Le Surréalisme au grand air. Inventaire et aventures d’une pensée de la nature

par Emilie Frémond

Thèse de doctorat en Littérature française

Sous la direction de Alexandre Didier.

Soutenue le 28-06-2012

à Paris 4 , dans le cadre de École doctorale Littératures françaises et comparée (Paris) .


  • Résumé

    En partant de la volonté revendiquée dans le Manifeste du surréalisme de prolonger le supernaturalisme nervalien, on se propose d’examiner l’aventure d’une idée, depuis le congé qui lui est donné avec la liquidation d’une partie du romantisme français, jusqu’à sa réhabilitation à partir du milieu des années trente, en inventoriant les valeurs et les représentations que sa transformation induit dans l’évolution des discours et des productions artistiques du surréalisme, afin de montrer comment la conception de l’inconscient finit par rendre progressivement l’exploration de l’inconnu extérieur aussi nécessaire que celle de l’inconnu intérieur — l’enjeu étant d’arracher le surréalisme aux fictions qu’il a lui-même forgées pour les repenser dans un vaste panorama apte à saisir les contradictions du mouvement. Une enquête lexicale permet d’inventorier les modes de relation du sujet à la nature et de les relier ensuite aux contraintes de la poétique surréaliste. Les schèmes du métadiscours faisant apparaître une spatialisation de l’intériorité, on constate que les topiques exploratoires se recoupent dans un système de représentation qui emprunte aux sciences de la nature et donne lieu, par la pratique d’une morphologie comparée, à une anthropologie matérielle. L’étude des paysages réintroduit l’épreuve de la nature et permet en dernier lieu d’envisager de quelle manière, latente dans l’esthétique, elle devient manifeste dans la réflexion épistémologique et éthique du mouvement.

  • Titre traduit

    Surrealism in the Open. Inventory and Adventures of Natural Thinking


  • Résumé

    Not only could Giorgio de Chirico’s deserted squares and faceless dummies have fossilized surrealism into a metaphysics of dreams—as dalinian deserts did— but a part of the history and reception of Surrealism as well, so much so that nature has turned into a blind spot.
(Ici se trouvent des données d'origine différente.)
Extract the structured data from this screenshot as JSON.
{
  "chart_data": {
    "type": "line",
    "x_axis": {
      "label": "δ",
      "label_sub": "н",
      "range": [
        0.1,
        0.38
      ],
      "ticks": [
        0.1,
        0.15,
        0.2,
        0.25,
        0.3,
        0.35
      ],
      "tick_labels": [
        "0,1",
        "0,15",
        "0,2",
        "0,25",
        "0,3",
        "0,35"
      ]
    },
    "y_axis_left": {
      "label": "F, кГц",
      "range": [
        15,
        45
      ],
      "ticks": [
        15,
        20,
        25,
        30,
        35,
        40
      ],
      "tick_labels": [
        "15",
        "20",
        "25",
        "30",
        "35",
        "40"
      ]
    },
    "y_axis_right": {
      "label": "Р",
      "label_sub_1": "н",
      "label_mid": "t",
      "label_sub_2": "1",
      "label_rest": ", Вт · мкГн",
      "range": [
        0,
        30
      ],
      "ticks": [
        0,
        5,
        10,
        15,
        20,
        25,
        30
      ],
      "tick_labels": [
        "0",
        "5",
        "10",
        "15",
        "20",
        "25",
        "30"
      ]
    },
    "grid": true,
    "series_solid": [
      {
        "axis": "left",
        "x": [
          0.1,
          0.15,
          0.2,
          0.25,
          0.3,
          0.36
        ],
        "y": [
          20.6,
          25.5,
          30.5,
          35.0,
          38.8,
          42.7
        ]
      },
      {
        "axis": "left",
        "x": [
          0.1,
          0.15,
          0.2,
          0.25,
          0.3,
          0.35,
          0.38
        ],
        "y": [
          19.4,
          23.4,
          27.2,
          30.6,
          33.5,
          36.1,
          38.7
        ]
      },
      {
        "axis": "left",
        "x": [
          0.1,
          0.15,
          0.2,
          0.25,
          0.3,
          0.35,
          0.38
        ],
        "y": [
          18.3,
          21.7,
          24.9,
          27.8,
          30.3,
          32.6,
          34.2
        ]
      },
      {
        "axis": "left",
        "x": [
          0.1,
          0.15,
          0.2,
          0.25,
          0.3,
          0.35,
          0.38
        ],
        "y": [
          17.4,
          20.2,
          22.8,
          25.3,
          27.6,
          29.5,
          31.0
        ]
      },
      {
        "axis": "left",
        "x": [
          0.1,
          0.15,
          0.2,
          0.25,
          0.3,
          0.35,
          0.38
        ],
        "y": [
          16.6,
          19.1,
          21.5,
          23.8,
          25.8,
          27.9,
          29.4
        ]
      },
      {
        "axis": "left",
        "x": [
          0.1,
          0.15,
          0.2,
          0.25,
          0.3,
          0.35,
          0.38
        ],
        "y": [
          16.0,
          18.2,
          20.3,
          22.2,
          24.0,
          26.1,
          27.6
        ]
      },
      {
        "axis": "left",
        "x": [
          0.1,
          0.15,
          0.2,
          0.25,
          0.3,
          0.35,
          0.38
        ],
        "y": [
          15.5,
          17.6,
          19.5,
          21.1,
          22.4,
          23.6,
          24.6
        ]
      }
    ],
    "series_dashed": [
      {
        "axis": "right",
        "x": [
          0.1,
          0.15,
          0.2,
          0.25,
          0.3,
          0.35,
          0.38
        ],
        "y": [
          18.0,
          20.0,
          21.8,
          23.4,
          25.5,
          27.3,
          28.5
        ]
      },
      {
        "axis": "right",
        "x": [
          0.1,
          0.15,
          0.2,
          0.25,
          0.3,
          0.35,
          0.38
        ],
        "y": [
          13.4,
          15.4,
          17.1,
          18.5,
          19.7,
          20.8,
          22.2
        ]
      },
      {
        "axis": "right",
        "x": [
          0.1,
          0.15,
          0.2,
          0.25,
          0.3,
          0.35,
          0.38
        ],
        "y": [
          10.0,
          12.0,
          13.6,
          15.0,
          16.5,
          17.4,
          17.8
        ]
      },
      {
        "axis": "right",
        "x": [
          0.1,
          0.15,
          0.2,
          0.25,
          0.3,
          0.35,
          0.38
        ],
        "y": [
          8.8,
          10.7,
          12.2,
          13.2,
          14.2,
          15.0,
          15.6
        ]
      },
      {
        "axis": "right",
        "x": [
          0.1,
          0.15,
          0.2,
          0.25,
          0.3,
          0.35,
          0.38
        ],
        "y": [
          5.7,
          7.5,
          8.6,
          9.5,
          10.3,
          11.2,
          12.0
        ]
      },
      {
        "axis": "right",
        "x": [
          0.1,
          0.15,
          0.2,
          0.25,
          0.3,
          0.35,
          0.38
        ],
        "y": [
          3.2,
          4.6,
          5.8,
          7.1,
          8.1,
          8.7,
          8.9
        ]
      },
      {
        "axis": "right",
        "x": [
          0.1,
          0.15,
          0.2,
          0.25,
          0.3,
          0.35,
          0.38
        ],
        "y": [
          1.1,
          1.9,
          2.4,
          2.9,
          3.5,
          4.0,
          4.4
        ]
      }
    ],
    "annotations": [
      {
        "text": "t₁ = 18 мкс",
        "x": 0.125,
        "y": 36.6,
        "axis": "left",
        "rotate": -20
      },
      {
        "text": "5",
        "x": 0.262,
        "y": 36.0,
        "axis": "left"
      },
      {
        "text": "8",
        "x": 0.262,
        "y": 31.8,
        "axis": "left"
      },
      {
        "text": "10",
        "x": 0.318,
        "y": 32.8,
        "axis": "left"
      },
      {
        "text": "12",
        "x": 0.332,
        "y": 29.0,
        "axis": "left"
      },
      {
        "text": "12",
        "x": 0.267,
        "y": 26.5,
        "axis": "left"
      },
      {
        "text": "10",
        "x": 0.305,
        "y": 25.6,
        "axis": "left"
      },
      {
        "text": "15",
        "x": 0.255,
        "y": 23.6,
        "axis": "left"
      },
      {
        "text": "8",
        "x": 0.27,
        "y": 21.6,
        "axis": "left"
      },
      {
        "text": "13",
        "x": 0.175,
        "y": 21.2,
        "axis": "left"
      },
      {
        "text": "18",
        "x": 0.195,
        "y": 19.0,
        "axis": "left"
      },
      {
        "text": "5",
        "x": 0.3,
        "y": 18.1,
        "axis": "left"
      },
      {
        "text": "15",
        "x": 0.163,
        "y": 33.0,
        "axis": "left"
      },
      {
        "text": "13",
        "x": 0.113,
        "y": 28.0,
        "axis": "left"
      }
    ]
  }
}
This study aims to tear Surrealism away from the fictions it first created so as to rethink them into a comprehensive overview that could reveal the contradictions of a movement which might not have given up the nervalian supernaturalism whose spirit it meant to extend. The main issue of this work is to examine the adventure of a rejected notion through to its restoration to favour, by surveying the values and the representations that its changes lead to, in order to show to what extent the conception of the unconscious could paradoxically make the exploration of the outer unknown as essential as that of the inner unknown. After a lexical inquiry, we try to observe the different modes of relationship the subject entertains with nature, before linking them to the constraints of surrealist poetics. Studying the schemas of the metadiscourse makes it easier to perceive the spatialization of interiority and the way the topics of exploration can match in a combination of representations, which derives from natural sciences and gives rise to a material anthropology linked with comparative morphology. The review of surrealist landscapes allows to experience nature from a phenomenological standpoint and to ponder the way such a latent idea in surrealist aesthetic could become manifest in its ethical and epistemological thought.